The nation had been shooting for a 2028 lunar touchdown, but “that’s just not good enough,” Pence said during the fifth meeting of the National Space Council (NSC), which he chairs.
“We’re better than that,” he added, the Space.com reported on Tuesday.
So, it is now the official policy of the US to return astronauts to the surface of the Moon by 2024, the vice president stressed, invoking a 21st-century space race with China and Russia.
“Urgency must be our watchword,” Pence said at the NSC meeting, which was held at the US Space and Rocket Center in Huntsville, Alabama.
“The US must remain first in space in this century as in the last, not just to propel our economy and secure our nation but, above all, because the rules and values of space, like every great frontier, will be written by those who have the courage to get there first and the commitment to stay.”

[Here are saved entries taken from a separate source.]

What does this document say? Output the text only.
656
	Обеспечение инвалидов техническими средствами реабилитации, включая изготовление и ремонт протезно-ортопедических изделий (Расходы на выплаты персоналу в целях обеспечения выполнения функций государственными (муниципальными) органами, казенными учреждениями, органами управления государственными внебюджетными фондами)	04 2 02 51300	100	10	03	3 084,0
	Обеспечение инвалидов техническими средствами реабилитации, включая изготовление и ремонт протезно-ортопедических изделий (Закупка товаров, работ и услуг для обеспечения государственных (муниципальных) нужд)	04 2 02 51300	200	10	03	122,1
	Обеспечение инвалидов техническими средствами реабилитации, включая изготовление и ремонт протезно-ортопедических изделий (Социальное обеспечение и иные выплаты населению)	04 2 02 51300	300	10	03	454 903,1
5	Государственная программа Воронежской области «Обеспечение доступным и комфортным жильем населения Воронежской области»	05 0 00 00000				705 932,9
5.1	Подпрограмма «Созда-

And the US is indeed committed to stay, Pence added. The nation’s next giant leap in space, he said, involves establishing a permanent base on the lunar surface “and developing the technologies to take American astronauts to Mars and beyond.”
That base will likely be built near the moon’s south pole, which harbours abundant water ice on the floors of permanently shadowed craters. The NSC, which helps steer and streamline the nation’s space policy, will recommend today that NASA’s next crewed surface mission target that region, Pence said.
According to the Space.com, the vice president acknowledged the aggressiveness of the 2024 timeline but stressed that it is achievable, citing the successful Apollo 11 moon landing in 1969, just 12 years after the dawn of the space age.